Erdogan stammt aus der radikal-islamistischen Wohlfahrtspartei seines langjährigen politischen Ziehvaters Necmettin Erbakan. Für diese Bewegung errang er 1994 den Bürgermeisterposten in Istanbul und setzte radikale Gesetze durch: Das Verbot von Bordellen, eigene Badestrände für Frauen sowie getrennte Schulbusse für Mädchen und Buben.
Der Premier als Volksverhetzer?
Schon einmal korrigierten die Wächter der Verfassung den politischen Kurs Erdogans. Nach dem Verbot der Wohlfahrtspartei wurde er zu zehn Monaten Haft verurteilt. Wegen Volksverhetzung, wie es hieß.
Ein wenig geläutert, und mit viel Energie kehrte er aber bald auf die politische Bühne zurück und gründete die AKP (Adalet ve Kalkınma Partisi – „Partei für Gerechtigkeit und Aufschwung“). Er setzte auf eine klare Trennung zwischen Staat und Religion und – was selbst unter seinen bisherigen Gegnern anerkannt wurde – auf westliche, marktwirtschaftliche Reformen.
2002 erreichte die Partei bei den Parlamentswahlen 34,3 Prozent der Stimmen und stellt seit damals die Regierung. Konnte sie sich vorerst vor allem auf eine traditionell moslemisch orientierte Wählerschaft stützen, weitete sie bis zu den nächsten Wahlen 2007 ihr Stimmenpotenzial aus. Auf ihrer Wahlliste kandidierten auch liberale und linke Politiker. Zudem erreichte Erdogan eine Annäherung an wichtige Minderheiten des Landes. Die Regierung versprach mehr Rechte für Armenier, Juden und Kurden. Als Zeichen des guten Willens wurde Baskin Oran, ein profilierter Experte für Minderheitenrechte beauftragt, für die Regierung einen Bericht zur Lage der Volksgruppen zu erstellen.
AKP machte Türkei Euro-fit
Erdogan startete Reformen, um das Land für eine EU-Mitgliedschaft fit zu machen. Die Todesstrafe wurde abgeschafft, das Land auf Marktwirtschaft getrimmt. Die Arbeitslosigkeit sank auf 9,5 Prozent. Das Wirtschaftswachstum kam unter der neuen Regierung so richtig in Schwung. Erst der Versuch, Ehebruch wieder unter Strafe zu stellen, erinnerte daran, dass die AKP auch ihre moslemischen Wähler zu befriedigen gedenkt. Das Gesetz fand schließlich aber keine Mehrheit.

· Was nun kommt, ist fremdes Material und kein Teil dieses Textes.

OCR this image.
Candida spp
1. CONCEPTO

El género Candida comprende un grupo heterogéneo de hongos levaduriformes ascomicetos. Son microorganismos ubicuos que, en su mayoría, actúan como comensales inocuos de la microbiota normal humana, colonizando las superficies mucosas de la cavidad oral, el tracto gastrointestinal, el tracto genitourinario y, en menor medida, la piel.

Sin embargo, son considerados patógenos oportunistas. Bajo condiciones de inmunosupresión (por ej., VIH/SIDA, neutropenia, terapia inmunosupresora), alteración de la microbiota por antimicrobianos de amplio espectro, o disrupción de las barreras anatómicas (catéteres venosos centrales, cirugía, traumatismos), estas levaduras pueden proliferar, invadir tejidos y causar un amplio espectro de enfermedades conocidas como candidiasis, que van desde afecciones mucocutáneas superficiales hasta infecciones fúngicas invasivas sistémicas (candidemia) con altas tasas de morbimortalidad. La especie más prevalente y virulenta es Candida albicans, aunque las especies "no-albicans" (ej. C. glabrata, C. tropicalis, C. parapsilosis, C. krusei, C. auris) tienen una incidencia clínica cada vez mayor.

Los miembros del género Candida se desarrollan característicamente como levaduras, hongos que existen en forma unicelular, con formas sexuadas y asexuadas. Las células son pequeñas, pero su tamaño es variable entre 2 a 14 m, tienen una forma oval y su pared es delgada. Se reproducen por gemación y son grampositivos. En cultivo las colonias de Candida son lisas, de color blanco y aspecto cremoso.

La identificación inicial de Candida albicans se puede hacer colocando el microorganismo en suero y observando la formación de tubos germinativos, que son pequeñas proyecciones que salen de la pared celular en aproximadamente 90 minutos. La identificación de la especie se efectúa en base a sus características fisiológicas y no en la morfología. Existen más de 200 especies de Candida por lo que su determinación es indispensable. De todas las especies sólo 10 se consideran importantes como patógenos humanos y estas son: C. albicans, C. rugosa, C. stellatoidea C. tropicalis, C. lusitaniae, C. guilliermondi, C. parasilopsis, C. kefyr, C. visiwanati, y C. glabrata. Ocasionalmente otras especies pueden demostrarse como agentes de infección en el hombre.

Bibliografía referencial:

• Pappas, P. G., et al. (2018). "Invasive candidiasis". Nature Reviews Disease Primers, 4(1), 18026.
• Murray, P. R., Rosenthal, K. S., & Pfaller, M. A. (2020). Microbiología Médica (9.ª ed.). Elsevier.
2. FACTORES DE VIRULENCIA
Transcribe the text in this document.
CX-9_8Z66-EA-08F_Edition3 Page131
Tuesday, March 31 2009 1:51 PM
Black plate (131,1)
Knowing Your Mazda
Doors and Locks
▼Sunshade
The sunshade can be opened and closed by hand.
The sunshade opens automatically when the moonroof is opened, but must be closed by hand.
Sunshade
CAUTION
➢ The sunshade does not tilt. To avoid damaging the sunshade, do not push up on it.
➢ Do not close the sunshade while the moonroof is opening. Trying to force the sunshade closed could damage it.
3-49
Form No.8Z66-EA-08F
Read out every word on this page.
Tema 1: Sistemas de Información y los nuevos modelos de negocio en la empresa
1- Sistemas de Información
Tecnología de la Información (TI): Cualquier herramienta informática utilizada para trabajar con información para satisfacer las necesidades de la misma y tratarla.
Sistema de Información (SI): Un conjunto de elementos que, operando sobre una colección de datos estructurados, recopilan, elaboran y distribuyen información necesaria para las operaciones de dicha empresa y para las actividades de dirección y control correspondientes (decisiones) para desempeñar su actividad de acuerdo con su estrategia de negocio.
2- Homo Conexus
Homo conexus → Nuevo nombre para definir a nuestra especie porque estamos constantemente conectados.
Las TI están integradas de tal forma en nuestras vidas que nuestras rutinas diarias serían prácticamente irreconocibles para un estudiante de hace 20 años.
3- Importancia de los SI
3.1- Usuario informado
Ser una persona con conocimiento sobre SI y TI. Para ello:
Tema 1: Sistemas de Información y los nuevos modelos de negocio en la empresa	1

Als die AKP 2007 mit 46,6 Prozent wiedergewählt wurde, waren die Erwartungen groß, sie würde ihren Reformweg fortsetzen und sich als Partei der Mitte etablieren. Doch bald zeigte sich, dass die Reformbereitschaft nachgelassen hatte, dass stattdessen emotionale Themen für die moslemische Klientel aufgegriffen wurden. Hatte Erdogan nur den Reformer gemimt?
Bei der Annäherung zur Lösung der Zypern-Krise blieb die AKP-Regierung hart. Wichtige von der EU geforderte Reformen wurden verschleppt. Und aus der groß angekündigte Verfassungsreform löste Erdogan lediglich ein umstrittenes Thema heraus: die Aufhebung des Kopftuchverbots an Universitäten. Viel wichtiger als westliche Reformen war in der zweiten Regierungsperiode offensichtlich die Konsolidierung der Macht.
So wurde trotz Einwänden des Militärs der islamisch orientierte ehemalige Außenminister Abdullah Gül zum Staatspräsidenten bestellt. Für das Verfassungsgericht hätte die Aufhebung des Kopftuchverbots das Fass fast zum Überlaufen gebracht. Es hat die AKP auf ihrem schwierigen Weg zu sehr auf eine Seite driften lassen.